COMBER — A shocked mother spoke this week of a blaze which gutted her Comber home and injured her husband.

All that remains of the home at Park Crescent is a water-logged ground floor, a burnt-out upper floor and as assortment of charred household items strewn in the front garden.

Fire swept through the upstairs of the house shortly after 10.30am on Monday injuring Mr Samuel Donaldson, who was rushed to Newtownards Hospital suffering from burns to his face and body.

A shattered Mrs Donaldson said: “My 15 year-old daughter, Sally, spotted the fire when she smelled smoke and woke up. She reacted very quickly — she dashed downstairs and phoned the fire brigade straight away.

Mrs Donaldson said that she saw the fire brigade when she was returning from work at a nearby school.

“I was coming home from school when it happened. I saw the fire brigade, but did not even consider that the fire could be at my own home.”

When the fire brigade arrived the house was already in flames and when the blaze was eventually extinguished all the upstairs rooms had been destroyed. Downstairs suffered severe smoke and water damage.

The disaster has faced the Donaldsons with the dilemma of having to set up a new home elsewhere.

ARDGLASS — The organisers of the three-day Ardglass festival, which takes place next weekend, have made another appeal for more local help.

“We still need as many people as we can get to act as stewards and marshals to look after events,” a spokesman for the committee said. “This is a festival for the people of Ardglass and it’s up to them to help ensure its success.

However, he stressed that the festival plans were going well and were almost complete. “It’s going to be a terrific three days with fun and entertainment to cater for all tastes.”

One of the most original features of the festival is the spectacular T-shirts which have been been prepared. These aren’t just factory-printed, but are individually painted by local artists Noreen Milligan and Peter Rodgers, who also designed the motif.

STRANGFORD — Strangford police hunted in the early hours of Sunday morning for a man who was prowling a house in the village. Occupants at the house heard a man at the window, but when they went outside he had gone. Police began a search of the area, but were unable to trace the mystery prowler.

KILCLIEF — A barbecue at Kilclief Castle on Friday night raised £400 for Muckamore Abbey building fund. It was organised by the staff of Downshire Hospital and provided a welcome opportunity for many people to enjoy performances by a number of folk groups.

BALLYHORNAN — Downpatrick detectives are investigating a fishy incident which occurred in Ballyhornan on Sunday when thieves broke into Strangford Fisheries and stole a large quantity of scampi from a freezer.
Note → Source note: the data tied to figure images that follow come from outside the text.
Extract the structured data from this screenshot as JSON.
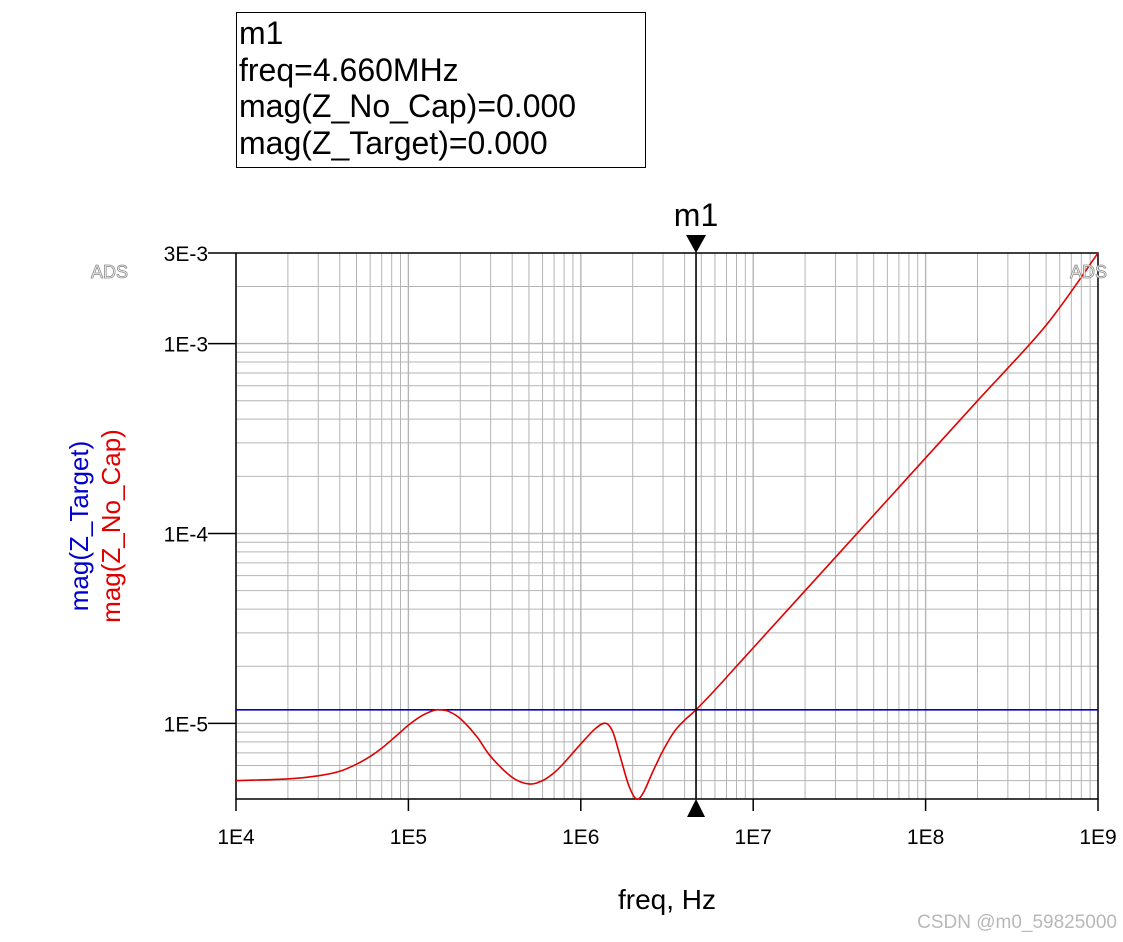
{
  "marker": {
    "name": "m1",
    "freq_line": "freq=4.660MHz",
    "line_no_cap": "mag(Z_No_Cap)=0.000",
    "line_target": "mag(Z_Target)=0.000"
  },
  "watermark_left": "ADS",
  "watermark_right": "ADS",
  "credit": "CSDN @m0_59825000",
  "colors": {
    "target": "#0000cc",
    "no_cap": "#e00000",
    "grid": "#b4b4b4"
  },
  "chart_data": {
    "type": "line",
    "xscale": "log",
    "yscale": "log",
    "xlabel": "freq, Hz",
    "ylabel_series": [
      "mag(Z_Target)",
      "mag(Z_No_Cap)"
    ],
    "xlim": [
      10000,
      1000000000
    ],
    "ylim": [
      4e-06,
      0.003
    ],
    "grid": true,
    "x_ticks": [
      {
        "value": 10000,
        "label": "1E4"
      },
      {
        "value": 100000,
        "label": "1E5"
      },
      {
        "value": 1000000,
        "label": "1E6"
      },
      {
        "value": 10000000,
        "label": "1E7"
      },
      {
        "value": 100000000,
        "label": "1E8"
      },
      {
        "value": 1000000000,
        "label": "1E9"
      }
    ],
    "y_ticks": [
      {
        "value": 1e-05,
        "label": "1E-5"
      },
      {
        "value": 0.0001,
        "label": "1E-4"
      },
      {
        "value": 0.001,
        "label": "1E-3"
      },
      {
        "value": 0.003,
        "label": "3E-3"
      }
    ],
    "marker_x": 4660000,
    "series": [
      {
        "name": "mag(Z_Target)",
        "color": "#0000cc",
        "x": [
          10000,
          1000000000
        ],
        "y": [
          1.18e-05,
          1.18e-05
        ]
      },
      {
        "name": "mag(Z_No_Cap)",
        "color": "#e00000",
        "x": [
          10000,
          20000,
          30000,
          40000,
          50000,
          60000,
          70000,
          80000,
          90000,
          100000,
          120000,
          140000,
          150000,
          170000,
          200000,
          250000,
          300000,
          400000,
          500000,
          600000,
          700000,
          800000,
          1000000,
          1200000,
          1350000,
          1450000,
          1550000,
          1700000,
          1900000,
          2100000,
          2300000,
          2600000,
          3000000,
          3500000,
          4000000,
          4660000,
          6000000,
          8000000,
          10000000,
          20000000,
          50000000,
          100000000,
          200000000,
          500000000,
          1000000000
        ],
        "y": [
          5e-06,
          5.1e-06,
          5.3e-06,
          5.6e-06,
          6.1e-06,
          6.7e-06,
          7.4e-06,
          8.2e-06,
          9e-06,
          9.8e-06,
          1.1e-05,
          1.17e-05,
          1.18e-05,
          1.16e-05,
          1.06e-05,
          8.5e-06,
          6.7e-06,
          5.2e-06,
          4.8e-06,
          5e-06,
          5.5e-06,
          6.2e-06,
          7.8e-06,
          9.3e-06,
          1e-05,
          9.8e-06,
          8.8e-06,
          6.6e-06,
          4.7e-06,
          4e-06,
          4.3e-06,
          5.5e-06,
          7.2e-06,
          9.1e-06,
          1.04e-05,
          1.18e-05,
          1.5e-05,
          2e-05,
          2.5e-05,
          5e-05,
          0.000125,
          0.00025,
          0.0005,
          0.00125,
          0.003
        ]
      }
    ]
  }
}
They got into the freezer by breaking the locks on the doors.

GAA  — Down proudly crushed the challenge of Cavan to record their ninth Ulster senior football title with a 2-19 to 2-12 victory at St Tiernach’s Park, Clones on Sunday.

It was a magical display that brought back memories of those great ‘Red Devils’ of just over a decade ago. Cavan were humbled by a second half display that even had the Down fans gasping at its sheer brilliance.

The loudspeaker system announced that this was the biggest crowd at a final since 1947  and certainly the 45,000 present were treated by a smooth running, well-drilled and cohesive Down machine.

This was the vintage Down football that their fans had been waiting for.